Серяков удивленно посмотрел на профессора.

— Да, да, — закивал Федор Антонович, — конечно же, я виноват, хоть отчасти, в вашей неудаче. Я должен был подумать о том, что живопись «Неверия Фомы» бесконечно трудна для передачи в гравюре, в этом немножечко прав глупый Иордан… Но у меня есть надежда хоть отчасти исправить свою вину… Вот поговорю с графом Толстым — наверное, он меня поддержит. А пока подавайте свое прошение.

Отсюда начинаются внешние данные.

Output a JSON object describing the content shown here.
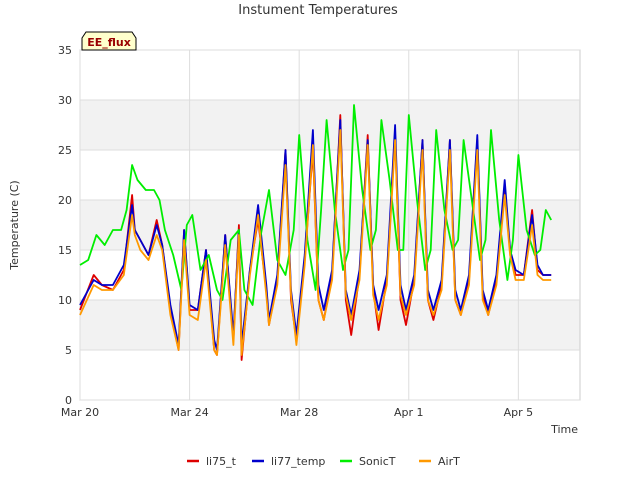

«Интересно, что возьмется гравировать Шевченко? — думал, идя домой, Лаврентий. — Как бы с ним поговорить еще… Хорошо он сказал о гравюрах… Вот ужо встретимся, когда будем оба днем рисовать в Эрмитаже. Кажется, ему всего сорок лет, а каким стариком выглядит! Что перенес-то, бедняга!..»

Глава XIV

Оказывается, учиться больше нечему. Почет и выгода — не главное в жизни

Если все русские так упорны и неприхотливы, как этот, то нечего удивляться, что наши столько времени не могли взять Севастополь, — сказала жена, моя тарелки после ужина.

— Да уж, будь покойна, там ни у кого не было нашей перины и печки, — отозвался муж, набивая трубку и подвигаясь поближе к очагу, полному догорающих углей. — А что ты заметила?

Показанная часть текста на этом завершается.